University of Rhode Island – Inverted Pendulum

Uri
Technische

Balancing the Unbalanced: The Story of the Inverted Pendulum Project

Ever seen a broom balanced on someone’s finger? That’s the vibe behind one of engineering’s trickiest and coolest challenges: the inverted pendulum. The inverted pendulum problem isn’t just a balancing act—it’s a prime example of real-world control systems, teaching budding engineers how to stabilize things that naturally want to fall over. While most engineering students only encounter it in the classroom, a dedicated team of students from the University of Rhode Island (URI) and Germany's Technical University of Darmstadt (TU) took it further. They brought it to life, designing, building, and implementing an inverted pendulum system in two identical setups on different continents and working together virtually.

The project aimed to create an inverted pendulum system that serves as a launchpad for control system studies, future projects, and joint research. Picture it: a testbed that’s a goldmine for experimenting with control theories and techniques that could one day help stabilize more complex systems, from robots to drones.

Why the Inverted Pendulum?

The inverted pendulum is a favorite among control theorists.

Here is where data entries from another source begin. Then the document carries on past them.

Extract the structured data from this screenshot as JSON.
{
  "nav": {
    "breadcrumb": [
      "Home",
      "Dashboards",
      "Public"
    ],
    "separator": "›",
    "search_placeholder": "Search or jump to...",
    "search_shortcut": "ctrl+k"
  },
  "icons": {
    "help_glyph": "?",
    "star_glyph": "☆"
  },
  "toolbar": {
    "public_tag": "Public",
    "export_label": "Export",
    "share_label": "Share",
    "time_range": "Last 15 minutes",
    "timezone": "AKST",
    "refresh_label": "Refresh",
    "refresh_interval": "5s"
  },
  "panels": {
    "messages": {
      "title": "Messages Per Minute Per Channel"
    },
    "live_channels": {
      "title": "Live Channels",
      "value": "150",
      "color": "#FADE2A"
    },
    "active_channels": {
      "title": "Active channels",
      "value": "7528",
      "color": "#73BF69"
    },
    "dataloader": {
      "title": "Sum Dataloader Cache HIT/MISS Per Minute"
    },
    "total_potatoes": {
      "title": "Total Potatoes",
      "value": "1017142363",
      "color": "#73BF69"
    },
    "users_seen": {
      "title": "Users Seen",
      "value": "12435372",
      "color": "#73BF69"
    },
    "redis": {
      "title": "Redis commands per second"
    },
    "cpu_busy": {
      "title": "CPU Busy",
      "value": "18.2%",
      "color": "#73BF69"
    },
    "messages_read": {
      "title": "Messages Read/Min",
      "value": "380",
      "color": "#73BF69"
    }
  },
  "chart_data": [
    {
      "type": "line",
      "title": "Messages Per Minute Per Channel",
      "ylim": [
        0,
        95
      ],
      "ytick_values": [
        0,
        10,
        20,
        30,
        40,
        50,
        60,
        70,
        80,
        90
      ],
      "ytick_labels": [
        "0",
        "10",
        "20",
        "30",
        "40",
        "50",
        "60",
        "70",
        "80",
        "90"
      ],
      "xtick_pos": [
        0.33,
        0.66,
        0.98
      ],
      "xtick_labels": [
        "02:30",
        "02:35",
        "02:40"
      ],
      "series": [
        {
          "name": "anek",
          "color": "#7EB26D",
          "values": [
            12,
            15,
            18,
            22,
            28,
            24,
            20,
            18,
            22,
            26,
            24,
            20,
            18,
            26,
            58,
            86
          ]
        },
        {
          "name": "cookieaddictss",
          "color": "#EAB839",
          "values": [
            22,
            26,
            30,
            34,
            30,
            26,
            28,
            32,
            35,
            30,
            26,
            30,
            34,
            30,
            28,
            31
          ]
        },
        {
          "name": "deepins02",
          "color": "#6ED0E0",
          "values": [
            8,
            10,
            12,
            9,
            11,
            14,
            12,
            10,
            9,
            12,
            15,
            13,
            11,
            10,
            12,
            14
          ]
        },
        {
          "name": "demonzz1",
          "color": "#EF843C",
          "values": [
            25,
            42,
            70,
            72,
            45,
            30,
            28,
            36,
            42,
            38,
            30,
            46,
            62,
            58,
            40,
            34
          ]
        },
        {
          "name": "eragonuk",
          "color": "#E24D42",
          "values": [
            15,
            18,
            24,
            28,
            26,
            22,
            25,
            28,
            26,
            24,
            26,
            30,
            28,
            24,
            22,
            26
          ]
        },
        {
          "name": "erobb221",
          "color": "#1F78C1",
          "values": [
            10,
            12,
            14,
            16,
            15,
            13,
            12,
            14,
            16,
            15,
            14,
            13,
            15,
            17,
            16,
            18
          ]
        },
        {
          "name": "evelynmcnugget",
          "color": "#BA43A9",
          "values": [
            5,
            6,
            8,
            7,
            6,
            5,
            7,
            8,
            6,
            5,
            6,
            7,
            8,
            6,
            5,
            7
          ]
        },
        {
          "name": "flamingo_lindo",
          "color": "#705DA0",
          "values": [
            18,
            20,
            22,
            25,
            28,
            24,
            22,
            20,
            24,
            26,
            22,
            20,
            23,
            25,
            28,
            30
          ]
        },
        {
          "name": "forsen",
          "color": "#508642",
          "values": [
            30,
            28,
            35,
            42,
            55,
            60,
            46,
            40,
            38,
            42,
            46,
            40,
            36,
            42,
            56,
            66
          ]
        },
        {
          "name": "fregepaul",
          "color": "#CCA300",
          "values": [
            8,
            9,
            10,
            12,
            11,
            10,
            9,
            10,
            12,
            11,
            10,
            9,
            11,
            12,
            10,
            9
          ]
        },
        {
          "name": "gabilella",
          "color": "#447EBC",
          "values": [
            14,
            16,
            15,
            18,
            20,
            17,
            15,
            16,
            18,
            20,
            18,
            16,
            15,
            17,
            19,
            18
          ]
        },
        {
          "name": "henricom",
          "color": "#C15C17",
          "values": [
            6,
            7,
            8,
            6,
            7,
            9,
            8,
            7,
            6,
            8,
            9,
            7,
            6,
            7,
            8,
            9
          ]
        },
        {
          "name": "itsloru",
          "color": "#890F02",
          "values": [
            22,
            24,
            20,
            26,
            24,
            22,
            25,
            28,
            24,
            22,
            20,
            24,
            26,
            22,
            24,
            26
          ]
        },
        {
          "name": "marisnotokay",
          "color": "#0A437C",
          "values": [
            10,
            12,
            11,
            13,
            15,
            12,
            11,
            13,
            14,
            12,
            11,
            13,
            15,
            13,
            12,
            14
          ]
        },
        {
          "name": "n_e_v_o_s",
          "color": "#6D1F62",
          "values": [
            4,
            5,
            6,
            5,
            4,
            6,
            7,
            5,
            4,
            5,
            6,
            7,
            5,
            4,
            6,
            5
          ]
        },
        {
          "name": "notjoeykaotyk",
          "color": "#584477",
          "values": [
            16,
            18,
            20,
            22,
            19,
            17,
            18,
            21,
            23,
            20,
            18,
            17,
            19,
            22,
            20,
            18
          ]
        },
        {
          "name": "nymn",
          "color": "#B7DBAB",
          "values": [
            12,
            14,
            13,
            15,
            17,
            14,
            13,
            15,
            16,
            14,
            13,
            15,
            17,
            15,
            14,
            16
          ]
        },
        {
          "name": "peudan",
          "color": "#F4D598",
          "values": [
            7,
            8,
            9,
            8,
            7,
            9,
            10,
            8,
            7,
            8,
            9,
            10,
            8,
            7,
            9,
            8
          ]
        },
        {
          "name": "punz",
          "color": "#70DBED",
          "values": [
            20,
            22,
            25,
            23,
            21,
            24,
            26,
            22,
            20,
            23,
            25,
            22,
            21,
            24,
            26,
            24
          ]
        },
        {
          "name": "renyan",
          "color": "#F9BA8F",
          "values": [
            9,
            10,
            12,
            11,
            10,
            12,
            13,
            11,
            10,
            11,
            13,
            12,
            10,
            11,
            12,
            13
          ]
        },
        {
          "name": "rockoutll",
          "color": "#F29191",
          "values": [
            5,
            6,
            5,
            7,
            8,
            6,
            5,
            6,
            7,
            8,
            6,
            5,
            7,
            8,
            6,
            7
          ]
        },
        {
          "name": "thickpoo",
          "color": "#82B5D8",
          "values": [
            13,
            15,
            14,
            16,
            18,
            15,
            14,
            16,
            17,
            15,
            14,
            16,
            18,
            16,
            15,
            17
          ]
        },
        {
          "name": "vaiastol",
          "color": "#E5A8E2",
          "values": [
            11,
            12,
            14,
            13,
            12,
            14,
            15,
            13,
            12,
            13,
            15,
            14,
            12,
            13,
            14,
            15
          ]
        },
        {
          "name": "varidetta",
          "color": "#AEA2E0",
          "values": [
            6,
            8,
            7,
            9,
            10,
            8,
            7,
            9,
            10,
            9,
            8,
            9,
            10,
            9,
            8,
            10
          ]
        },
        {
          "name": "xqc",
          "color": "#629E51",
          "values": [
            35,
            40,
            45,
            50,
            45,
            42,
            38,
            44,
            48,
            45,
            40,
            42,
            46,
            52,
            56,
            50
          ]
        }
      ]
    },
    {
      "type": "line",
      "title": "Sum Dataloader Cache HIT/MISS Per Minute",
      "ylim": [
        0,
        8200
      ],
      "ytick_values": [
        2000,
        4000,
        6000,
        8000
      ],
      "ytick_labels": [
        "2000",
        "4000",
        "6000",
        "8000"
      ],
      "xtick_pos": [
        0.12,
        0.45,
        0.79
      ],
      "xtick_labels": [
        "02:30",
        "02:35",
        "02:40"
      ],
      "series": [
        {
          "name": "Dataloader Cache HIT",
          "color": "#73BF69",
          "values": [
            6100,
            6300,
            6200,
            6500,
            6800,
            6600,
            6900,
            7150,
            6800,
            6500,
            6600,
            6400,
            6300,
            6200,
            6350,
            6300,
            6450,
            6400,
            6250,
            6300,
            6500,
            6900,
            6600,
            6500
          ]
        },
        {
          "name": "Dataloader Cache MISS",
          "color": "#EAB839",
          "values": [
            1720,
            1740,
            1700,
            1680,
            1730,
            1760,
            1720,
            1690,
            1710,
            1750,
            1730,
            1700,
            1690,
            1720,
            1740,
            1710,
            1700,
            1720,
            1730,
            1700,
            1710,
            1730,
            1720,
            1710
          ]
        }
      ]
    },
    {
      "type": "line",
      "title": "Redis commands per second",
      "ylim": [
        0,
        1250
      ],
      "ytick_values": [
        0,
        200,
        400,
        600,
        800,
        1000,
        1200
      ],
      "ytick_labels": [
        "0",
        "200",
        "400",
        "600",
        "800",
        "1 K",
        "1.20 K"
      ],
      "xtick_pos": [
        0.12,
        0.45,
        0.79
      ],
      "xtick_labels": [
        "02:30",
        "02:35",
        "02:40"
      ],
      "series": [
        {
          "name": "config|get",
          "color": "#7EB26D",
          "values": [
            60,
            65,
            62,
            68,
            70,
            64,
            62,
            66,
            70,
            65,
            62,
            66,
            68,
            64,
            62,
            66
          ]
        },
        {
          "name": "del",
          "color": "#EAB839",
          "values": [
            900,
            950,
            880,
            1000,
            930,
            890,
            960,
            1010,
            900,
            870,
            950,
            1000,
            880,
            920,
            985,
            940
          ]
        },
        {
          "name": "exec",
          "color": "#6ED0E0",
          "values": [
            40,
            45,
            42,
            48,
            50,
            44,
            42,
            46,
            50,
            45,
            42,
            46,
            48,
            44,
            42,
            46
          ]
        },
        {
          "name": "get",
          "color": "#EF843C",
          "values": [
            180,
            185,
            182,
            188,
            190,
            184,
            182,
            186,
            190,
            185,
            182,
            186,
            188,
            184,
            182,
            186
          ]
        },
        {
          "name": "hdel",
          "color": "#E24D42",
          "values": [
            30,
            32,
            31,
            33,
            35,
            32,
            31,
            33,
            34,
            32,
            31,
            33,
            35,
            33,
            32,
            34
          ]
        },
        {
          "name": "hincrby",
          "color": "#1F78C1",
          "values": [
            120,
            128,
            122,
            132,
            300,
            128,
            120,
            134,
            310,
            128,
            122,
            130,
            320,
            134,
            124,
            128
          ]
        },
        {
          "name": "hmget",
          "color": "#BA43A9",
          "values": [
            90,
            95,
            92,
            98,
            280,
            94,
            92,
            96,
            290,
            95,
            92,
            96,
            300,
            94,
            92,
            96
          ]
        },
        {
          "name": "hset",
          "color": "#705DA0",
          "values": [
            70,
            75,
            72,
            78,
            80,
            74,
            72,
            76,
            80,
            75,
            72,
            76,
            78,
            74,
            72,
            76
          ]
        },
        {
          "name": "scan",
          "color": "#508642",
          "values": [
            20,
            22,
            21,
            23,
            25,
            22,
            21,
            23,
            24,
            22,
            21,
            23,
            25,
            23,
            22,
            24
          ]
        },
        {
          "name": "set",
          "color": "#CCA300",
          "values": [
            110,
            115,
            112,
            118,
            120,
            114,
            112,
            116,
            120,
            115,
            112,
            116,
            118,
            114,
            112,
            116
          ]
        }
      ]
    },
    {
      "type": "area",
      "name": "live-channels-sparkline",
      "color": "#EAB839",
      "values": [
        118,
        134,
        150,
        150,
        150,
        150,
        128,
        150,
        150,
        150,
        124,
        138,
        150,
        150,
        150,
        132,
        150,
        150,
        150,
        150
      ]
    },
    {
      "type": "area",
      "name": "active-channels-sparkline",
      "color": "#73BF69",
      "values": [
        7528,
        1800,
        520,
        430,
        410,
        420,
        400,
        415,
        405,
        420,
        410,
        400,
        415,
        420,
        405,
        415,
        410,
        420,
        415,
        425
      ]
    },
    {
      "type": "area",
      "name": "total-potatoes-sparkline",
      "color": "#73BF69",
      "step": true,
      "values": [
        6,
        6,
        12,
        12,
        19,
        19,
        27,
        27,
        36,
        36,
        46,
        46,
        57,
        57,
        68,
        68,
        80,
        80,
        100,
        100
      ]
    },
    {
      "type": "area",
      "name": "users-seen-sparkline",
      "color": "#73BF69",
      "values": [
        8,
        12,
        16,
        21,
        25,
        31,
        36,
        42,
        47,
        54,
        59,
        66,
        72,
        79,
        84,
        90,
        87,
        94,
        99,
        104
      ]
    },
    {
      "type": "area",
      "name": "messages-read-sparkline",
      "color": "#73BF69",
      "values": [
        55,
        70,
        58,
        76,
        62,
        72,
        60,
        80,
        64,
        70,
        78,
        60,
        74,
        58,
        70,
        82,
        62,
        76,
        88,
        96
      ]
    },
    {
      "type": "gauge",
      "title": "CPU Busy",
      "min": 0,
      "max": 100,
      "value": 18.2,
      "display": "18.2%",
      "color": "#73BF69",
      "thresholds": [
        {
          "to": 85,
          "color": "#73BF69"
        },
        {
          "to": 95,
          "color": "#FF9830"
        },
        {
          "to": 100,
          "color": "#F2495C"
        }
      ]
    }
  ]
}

It’s unstable by nature (unlike your typical pendulum that hangs down and swings predictably). This system constantly requires correction to keep it balanced—a fun but tough challenge that mirrors real-life control problems. By monitoring the pendulum’s angle and position through sensors, the system’s controller makes tiny adjustments to an actuator that moves the cart holding the pendulum. This feedback loop gives engineers the power to keep the pendulum steady.

With the pendulum’s non-linear, unpredictable behavior, it’s perfect for testing cutting-edge control strategies.

3d Render

Laying the Groundwork: Preliminary Design

Before getting hands-on, the URI and TU teams mapped out their design goals and system requirements. They listed everything they wanted this system to accomplish and how it needed to behave in action. Here are some key targets:

  1. Performance Specs: The state-feedback controller had to keep the pendulum within tight stability margins and meet criteria like phase margin, gain margin, and robustness.
  2. Pendulum Stability: Maintain an upright position within ±2° and stay within ±50 mm of the starting position, even after moderate pushes.
  3. Controller Flexibility: The system had to support various control types.
  4. Build Specs: They ensured a minimum rail travel, compatible power requirements, and corrosion-resistant materials.
  5. Safety First: The team added mechanisms like an emergency power shut-off and derailment prevention.

These requirements ensured that the system would be safe, reliable, and sturdy enough to handle rigorous tests without breaking down.

Diagram

Building the System

With the plans in place, it was time to gather materials. The team analyzed the best mechanical components, especially the rail and carriage system, which needed to be both low-maintenance and able to withstand plenty of future use. Using principles of kinematics and dynamic equations, the team refined specifications for the motor's speed and torque, essential for keeping the system balanced. Finally, they selected brushless DC motors, striking a balance between performance and budget.

AMC Steps In

The team reached out to ADVANCED Motion Controls (AMC) for help in powering their creation. AMC, committed to supporting academic research, reviewed the project’s potential benefits and technical challenges. After careful consideration, AMC provided two BE12A6 PWM servo drives (one for each school's setup). These advanced drives power the motors that respond to control signals, keeping the pendulum in check even under tough conditions.

Testing and Simulations

Before risking the real hardware, the students ran simulations to fine-tune the controller. Using Simulink, they tested how well the state-feedback system would handle disturbances. With solid results in simulation, they felt ready for real-world trials.

Real-World Trials: Stability and Stress Tests

The big test came with live trials, starting with a 240-second stability test. The team then moved to stress tests, where they applied increasingly intense “nudges” to see if the pendulum would regain its balance. Each time the cart returned to its starting position, they amped up the disturbances until, at last, the system reached its tipping point.

Results and Lessons Learned

The inverted pendulum successfully recovered from moderate disturbances, with the system only hitting its limits when the pushes got extreme. These tests validated the controller’s effectiveness and highlighted areas to improve. With real data in hand, the students completed a project that wasn’t just about building—it was about exploring the limits of control theory.

Uri Inverted Pendulum Info Box

The Road Ahead

After 16 weeks of research, planning, and testing, the URI and TU teams delivered a test bench that future engineers and researchers can use to develop control strategies. With potential applications in robotics, AI, and even machine learning, this platform opens doors for exploring control methods that could lead to the next big thing in engineering.

The inverted pendulum project is proof that even when working virtually, students from around the world can come together to tackle complex problems—and have fun doing it. And who knows? This wonky, wobbly pendulum might just be the spark that inspires the next generation of innovation in control systems.